At VISA, we are continuing to innovate in ways that will transform how financial transactions are conducted. We are pioneering numerous new products that involve improved chip technology, such as our new stored value card that is currently being tested. We are working to make the purchase of goods on the Internet secure against fraud. We have plans for sophisticated home banking services.

One of the more significant recent developments in our business is that VISA is not only a joint venture, itself, but it is engaging in more and more joint ventures with other firms.
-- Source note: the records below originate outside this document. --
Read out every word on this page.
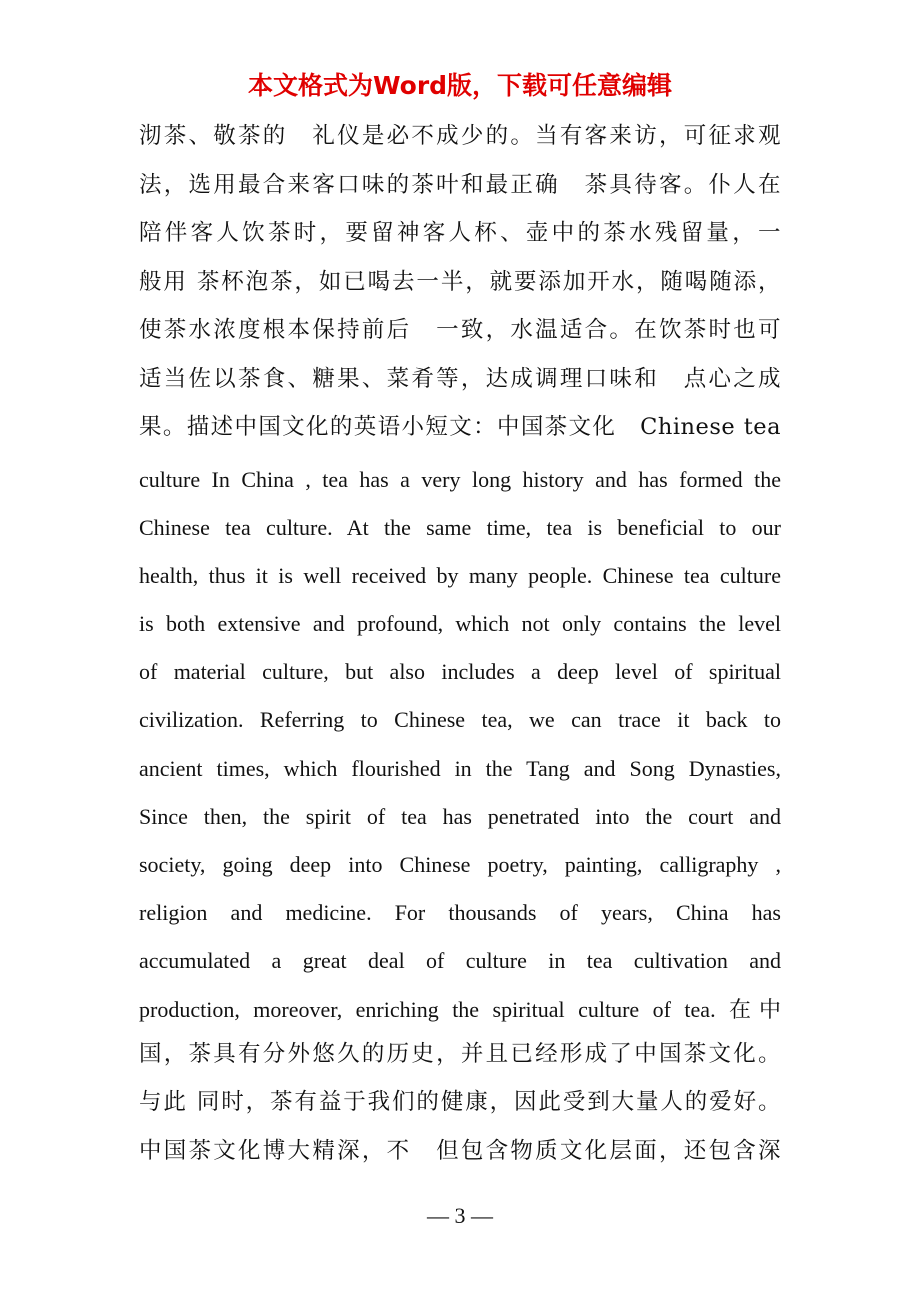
本文格式为Word版，下载可任意编辑
沏茶、敬茶的　礼仪是必不成少的。当有客来访，可征求观
法，选用最合来客口味的茶叶和最正确　茶具待客。仆人在
陪伴客人饮茶时，要留神客人杯、壶中的茶水残留量，一
般用 茶杯泡茶，如已喝去一半，就要添加开水，随喝随添，
使茶水浓度根本保持前后　一致，水温适合。在饮茶时也可
适当佐以茶食、糖果、菜肴等，达成调理口味和　点心之成
果。描述中国文化的英语小短文：中国茶文化　Chinese tea
culture In China , tea has a very long history and has formed the
Chinese tea culture. At the same time, tea is beneficial to our
health, thus it is well received by many people. Chinese tea culture
is both extensive and profound, which not only contains the level
of material culture, but also includes a deep level of spiritual
civilization. Referring to Chinese tea, we can trace it back to
ancient times, which flourished in the Tang and Song Dynasties,
Since then, the spirit of tea has penetrated into the court and
society, going deep into Chinese poetry, painting, calligraphy ,
religion and medicine. For thousands of years, China has
accumulated a great deal of culture in tea cultivation and
production, moreover, enriching the spiritual culture of tea. 在中
国，茶具有分外悠久的历史，并且已经形成了中国茶文化。
与此 同时，茶有益于我们的健康，因此受到大量人的爱好。
中国茶文化博大精深，不　但包含物质文化层面，还包含深
— 3 —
Such ventures -- with telecommunication or software firms, for example -- are going to be as indispensable to our future as the joint venture format was to the creation of the VISA system. We and our partners expect to bring complementary resources and expertise to the table. Combining those resources will allow us to do things that none of us alone could accomplish.

Each of these advances brings with it a new set of legal, as well as commercial and technological, issues. With whom may we share the results of our efforts? With whom must we share them? When? On what terms? May we set technical standards in collaboration with others? Must all of our competitors be included? What can we do to incent member (or third party) behavior in order to solve new versions of the "chicken and egg" problem? May we have interchange fees? Can we prohibit surcharges? What about "duality" for these new products and services?

In trying to answer these questions in a way that maximizes the possibility of commercial success, we remain cognizant of, and recognize the legitimacy of, antitrust considerations. But we need flexibility and sophistication in the application of the antitrust laws.

We also need predictability. Properly interpreted and properly applied, there is no reason why effective antitrust enforcement, vigorous competition and joint venture innovation cannot happily coexist. However, our inability to obtain prompt, reliable advance assurance about the antitrust analysis of our innovations remains a source of great concern. We are particularly concerned that in the hands of the treble damage plaintiff, the antitrust laws are a Damoclean sword over the heads of joint ventures such as VISA.

Without clearer legislative guidance and greater support from antitrust policy makers, I believe that innovation will be compromised as the threat, if not the actuality, of treble damage litigation conducted under rules that turn such litigation into little more than roulette. The consequence -- both to VISA and to many other existing and prospective joint ventures -- will be excessive caution and overdeterrence.